ECG Database Applications Guide Table of Contents


wrsamp - write DB signal files


wrsamp [ options ... ] column [ column ... ]


wrsamp reads text-format input and writes the specified columns in DB signal file format 16 (see signal(5) ), either to the standard output or to a disk file (see the -o option below).

Normally, wrsamp's input is line- and column-oriented, with line separator characters (usually ASCII linefeeds) separating input lines, and field separator characters (usually spaces or tabs) separating columns within each line. Columns need not be of constant width; the only requirement is that one or more field separator characters appear between adjacent columns. The output of rdsamp(1) is an example of an acceptable input format.

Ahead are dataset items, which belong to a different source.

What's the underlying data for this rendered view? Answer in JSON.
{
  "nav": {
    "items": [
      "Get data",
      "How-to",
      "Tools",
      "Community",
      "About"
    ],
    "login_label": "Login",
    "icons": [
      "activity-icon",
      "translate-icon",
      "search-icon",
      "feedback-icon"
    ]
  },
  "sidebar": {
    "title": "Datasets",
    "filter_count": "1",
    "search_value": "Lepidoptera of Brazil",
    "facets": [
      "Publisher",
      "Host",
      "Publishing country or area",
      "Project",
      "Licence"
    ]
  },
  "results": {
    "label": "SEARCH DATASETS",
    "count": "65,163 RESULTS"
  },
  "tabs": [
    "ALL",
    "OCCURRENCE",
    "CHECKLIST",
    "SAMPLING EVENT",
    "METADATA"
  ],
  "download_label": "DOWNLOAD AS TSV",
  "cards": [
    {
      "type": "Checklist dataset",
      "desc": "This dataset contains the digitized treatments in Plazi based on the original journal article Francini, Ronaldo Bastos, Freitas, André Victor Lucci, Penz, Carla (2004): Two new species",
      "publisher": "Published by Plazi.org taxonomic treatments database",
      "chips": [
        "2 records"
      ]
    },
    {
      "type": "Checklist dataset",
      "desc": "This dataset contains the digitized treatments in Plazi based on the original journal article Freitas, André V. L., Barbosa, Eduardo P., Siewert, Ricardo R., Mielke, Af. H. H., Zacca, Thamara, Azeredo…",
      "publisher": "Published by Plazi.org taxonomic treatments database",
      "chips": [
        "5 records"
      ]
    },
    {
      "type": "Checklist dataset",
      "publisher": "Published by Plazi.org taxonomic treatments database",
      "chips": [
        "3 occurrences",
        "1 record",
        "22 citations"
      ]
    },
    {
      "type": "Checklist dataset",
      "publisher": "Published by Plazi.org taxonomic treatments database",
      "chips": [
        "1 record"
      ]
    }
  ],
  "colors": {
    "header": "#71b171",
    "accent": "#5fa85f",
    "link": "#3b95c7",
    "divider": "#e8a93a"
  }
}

Lines are identified by line number. The first line of input is line 0. Similarly, columns are identified by column number, and the leftmost column is column 0. Columns may be selected in any order, and any given column may be selected more than once, or omitted. The order of column arguments determines the order of the signals in the output (data from the first column specified are written as signal 0, etc.) If an entry in a specified column is missing or improperly formatted, wrsamp produces a warning message identifying the line and column numbers, and inserts a zero in the output in place of the missing or improperly formatted sample.

Options include:

Check that each input line contains the same number of fields. (This test is normally disabled, to allow for input files containing preambles, trailers, or occasional extra fields not intended to be read as samples.)
-f n
Start copying with line n. By default, wrsamp starts at the beginning of its standard input (line 0).
-F n
Specify the sampling frequency (in samples per second per signal) for the output signals (default: 250). This option is useful only in conjunction with -o, since it affects the output header file only. This option has no effect on the output signal file, which contains one sample per signal for each line of input. If you wish to change the sampling frequency in the signal file, see xform(1) .
-G n
Specify the gain (in A/D units per millivolt) for the output signals (default: 200). This option is useful only in conjunction with -o, since it affects the output header file only. This option has no effect on the output signal file. If you wish to rescale samples in the signal file, use -x.
Print a usage summary.
-i file
Read input from the specified file (default: standard input).
-l n
Read up to n characters in each line (default: 1024). Longer lines are truncated (with a warning message identifying the line number of the offending line).
-o record
Write the signal file in the current directory as record.dat, and create a header file in the current directory for the specified record. By default, wrsamp writes the signal file to its standard output in format 16 (see signal(5) ), and does not create a header file.
-r c
Interpret c as the input line separator (default: \n, the ASCII linefeed character). This option may be useful, for example, to read Macintosh files containing carriage-return delimited lines. Note that no special treatment is required for files containing both carriage returns and linefeeds.
-s c
Interpret c as the input field separator (default: both spaces and tabs are treated as input field separators). If this option is used, c is the only character treated as a field separator.
-t n
Stop copying at line n (line n is not processed). By default, wrsamp stops when it reaches the end of file on its standard input.
-x n
Multiply all input samples by n (default: 1) before writing them to the output signal file.

The shell variable DB should be set and exported (see setdb(1) ).


   rdsamp -r 100s | wrsamp -o 100w -F 360 1 2
This command creates a record named `100w' that is a copy of record `100s' (although the signal file format is different). If the -F 360 option were omitted, the output signal file (`100w.dat') would be unchanged, but the header file for record `100w' would indicate that the sampling frequency was (the default) 250 Hz, rather than 360 Hz as in record 100s; this is because wrsamp has no other way of determining the sampling frequency of its input. Note that columns 1 and 2 of wrsamp's input correspond to signals 0 and 1 respectively; column 0 is the sample number, not useful to wrsamp.


rdsamp(1) , setdb(1) , xform(1) , signal(5)


This program is included in version 8.1 and later versions of the DB Software Package.